The development, set to occupy nearly half that block when completed, replaces the former Barnes Bank Building and Salt Lake Roasting Co. at that spot along one of the city’s busiest commercial corridors.

(Al Hartmann | Tribune file photo) Trax train rolls past Salt Lake Roasting Company and the old Barnes Bank building at 320 East 400 South. The buildings are being demolished to make way for The Exchange, a $110 million mixed use development with more than 400 dwellings and retail spaces.
(Al Hartmann | Tribune file photo) Trax train rolls past Salt Lake Roasting Company and the old Barnes Bank building at 320 East 400 South. The buildings are being demolished to make way for The Exchange, a $110 million mixed use development with more than 400 dwellings and retail spaces.

The city chose the site’s developers, the Giv Group of Salt Lake City and Domain Cos., based in New York, in 2017 to redevelop what amounted to seven city-owned parcels at that northwest corner, totaling nearly two acres. The buildings are designed by the Los Angeles office of KTGY Architecture + Planning.

The Exchange is set for completion in early 2021.

In city documents, the Giv Group said its first building at that corner will be “a striking, nine-story structure” designed to “serve as a worthy end cap to the city’s beautiful civic campus” created by the showcase City Library to the west and the Public Safety Building to the south.

The first tower will have about 286 mixed-income apartments, rooftop gardens and a heating and cooling system powered by solar panels, documents indicate, along with nearly 15,000 square feet of retail space on the ground floor.

The second structure, plans indicate, is envisioned as a five-story building with 126 dwelling units, 2,700 square feet of retail space and another 30,000 square feet devoted to incubating new businesses and shared working spaces.

In addition to bringing much-needed housing and commercial activity to the downtown core, The Exchange’s design is also aimed at bringing more pedestrians and community activity to two adjacent midblock streets, Blair Street and People’s Way.

City officials sought a rezone of People’s Way in 2017 to better accommodate construction of The Exchange and to allow for outdoor dining offered by restaurants in the area and for mobile food trucks to locate on the street.

The Giv Group is also behind another housing project known as Project Open, an affordable residential complex in its second phase for a total of nearly 200 apartments, located at about 300 North and 500 West.

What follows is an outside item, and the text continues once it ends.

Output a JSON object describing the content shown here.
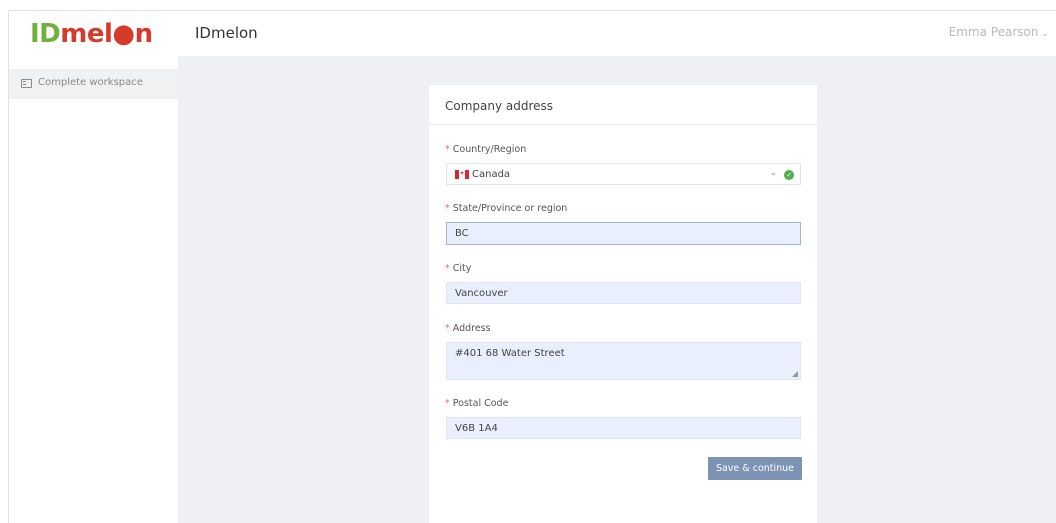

The Exchange joins a series of large-scale mixed-use residential complexes with hundreds of new apartments built along 400 South in recent years, spurred by special zoning the city has created around key stretches of TRAX lines, known as Transit Station Area zoning.

The land-use designation, also in place along portions of 900 South, North Temple and 500 West, encourages higher-density development near mass transit nodes.